Garfos caem no chão. Engulo a comida de uma vez só e quase engasgo, precisando de um copo inteiro de suco para desentalar minha garganta. Raven apenas arregala os olhos e começa a olhar para o nada, como se fosse a própria Nazaré Tedesco — a diferença é que Raven não é a vilã da história.

— O QUE FOI QUE VOCÊ ACABOU DE DIZER?

— Puta merda, eu não devia ter aberto a boca — ele tapa os lábios com as duas mãos, se sentindo claramente envergonhado.

— Agora não adianta mais. Abra esse bico ou então eu não te mostro aquilo maravilhoso hoje — aponto meu dedo indicador em seu rosto, fazendo a Fields rir com meu comentário e Klaus se render à minha ameaça.

— Deus me livre de não te ter hoje de novo… por isso eu vou falar logo antes que eu morra — faço minha melhor expressão facial de vitória — desde que a Melanie se mudou pro apartamento da frente de propósito, o Peter estava indo ajudá-la a se estabilizar na cidade, já que a Ravs tava ocupada com os trabalhos da faculdade e nós dois estávamos naquele curso intensivo na academia de artes… e há umas duas ou três semanas, eu tava chegando em casa e vi os dois se beijando na porta da casa dela.

— Não sabem nem ser discretos — a ruiva comenta.

— Deixa ele terminar, menina — interrompo-a — continue, amor.

— Eles me fizeram prometer segredo sobre o namoro dos dois até que eles se sentissem confortáveis para contar a verdade. Eu basicamente havia flagrado o primeiro beijo do casal…

— Ora, ora, se não é o Klaus Donald Furler inconveniente que conheço — bagunço seus cabelos com minha mão livre (ou seja, aquela que não está segurando um pão com presunto e queijo) — mas tudo bem. Entendo a razão de você ter escondido essa história, até porque, no lugar deles, eu faria o mesmo.

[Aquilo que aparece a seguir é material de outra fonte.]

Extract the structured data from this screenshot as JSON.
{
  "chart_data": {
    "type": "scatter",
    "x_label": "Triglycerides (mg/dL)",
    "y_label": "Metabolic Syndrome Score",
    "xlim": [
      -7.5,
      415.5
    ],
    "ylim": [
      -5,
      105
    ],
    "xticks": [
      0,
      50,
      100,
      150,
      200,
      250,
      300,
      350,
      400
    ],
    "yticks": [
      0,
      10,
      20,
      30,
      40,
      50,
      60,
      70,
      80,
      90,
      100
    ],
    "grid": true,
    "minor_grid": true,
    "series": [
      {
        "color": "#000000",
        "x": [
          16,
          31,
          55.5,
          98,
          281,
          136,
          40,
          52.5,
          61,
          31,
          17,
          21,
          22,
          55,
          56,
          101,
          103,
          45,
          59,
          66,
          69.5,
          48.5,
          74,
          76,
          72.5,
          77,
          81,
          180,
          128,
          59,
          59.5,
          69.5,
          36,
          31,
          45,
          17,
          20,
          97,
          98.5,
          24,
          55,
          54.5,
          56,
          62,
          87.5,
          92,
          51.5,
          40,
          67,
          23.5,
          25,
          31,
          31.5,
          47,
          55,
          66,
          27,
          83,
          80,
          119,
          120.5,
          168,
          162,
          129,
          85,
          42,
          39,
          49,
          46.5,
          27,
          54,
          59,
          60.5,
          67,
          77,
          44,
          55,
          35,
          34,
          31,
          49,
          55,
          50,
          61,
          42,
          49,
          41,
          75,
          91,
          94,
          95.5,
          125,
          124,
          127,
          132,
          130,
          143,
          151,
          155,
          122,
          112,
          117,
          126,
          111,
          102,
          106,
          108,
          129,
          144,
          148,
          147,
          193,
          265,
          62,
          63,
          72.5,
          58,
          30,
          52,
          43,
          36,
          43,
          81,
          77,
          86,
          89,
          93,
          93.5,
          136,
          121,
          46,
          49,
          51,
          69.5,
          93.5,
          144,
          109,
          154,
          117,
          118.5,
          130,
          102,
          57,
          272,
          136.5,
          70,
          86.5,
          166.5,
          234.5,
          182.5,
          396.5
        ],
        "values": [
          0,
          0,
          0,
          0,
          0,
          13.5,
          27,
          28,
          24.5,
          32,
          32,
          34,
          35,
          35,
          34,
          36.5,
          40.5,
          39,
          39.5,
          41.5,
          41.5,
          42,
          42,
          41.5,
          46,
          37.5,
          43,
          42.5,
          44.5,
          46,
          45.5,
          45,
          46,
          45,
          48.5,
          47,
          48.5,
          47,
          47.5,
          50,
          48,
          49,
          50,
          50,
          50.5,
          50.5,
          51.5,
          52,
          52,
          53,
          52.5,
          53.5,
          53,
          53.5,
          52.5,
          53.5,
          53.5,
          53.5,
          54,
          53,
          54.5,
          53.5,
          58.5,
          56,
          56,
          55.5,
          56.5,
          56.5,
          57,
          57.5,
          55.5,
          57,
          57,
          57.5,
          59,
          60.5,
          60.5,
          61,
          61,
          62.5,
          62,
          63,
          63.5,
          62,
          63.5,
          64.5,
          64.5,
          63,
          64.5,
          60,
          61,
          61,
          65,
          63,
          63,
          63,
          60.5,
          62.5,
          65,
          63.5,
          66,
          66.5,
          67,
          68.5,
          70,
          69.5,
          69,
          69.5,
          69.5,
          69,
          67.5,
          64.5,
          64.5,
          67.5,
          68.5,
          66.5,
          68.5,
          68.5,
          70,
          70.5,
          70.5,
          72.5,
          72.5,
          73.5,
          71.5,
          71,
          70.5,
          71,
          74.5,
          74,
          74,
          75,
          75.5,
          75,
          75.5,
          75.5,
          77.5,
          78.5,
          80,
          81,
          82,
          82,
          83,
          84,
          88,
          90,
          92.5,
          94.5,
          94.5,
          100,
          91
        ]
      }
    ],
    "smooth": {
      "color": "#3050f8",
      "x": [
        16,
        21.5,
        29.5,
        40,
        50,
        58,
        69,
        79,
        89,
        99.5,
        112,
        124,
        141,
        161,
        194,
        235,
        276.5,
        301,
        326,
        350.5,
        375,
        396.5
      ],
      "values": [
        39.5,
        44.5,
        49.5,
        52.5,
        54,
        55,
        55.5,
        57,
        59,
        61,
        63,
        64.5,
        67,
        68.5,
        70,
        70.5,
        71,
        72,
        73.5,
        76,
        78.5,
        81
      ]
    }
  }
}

— Danico, você fez exatamente isso pra esconder do Lucian e da Ellis que você tava namorando. Para de ser falso — Raven me faz lembrar da parte mais desafiadora da minha vida desde que eu havia sofrido uma facada nas costas.

Filha de uma meretriz.

Forço um pigarro, termino de comer rapidamente e me levanto da mesa na mesma velocidade.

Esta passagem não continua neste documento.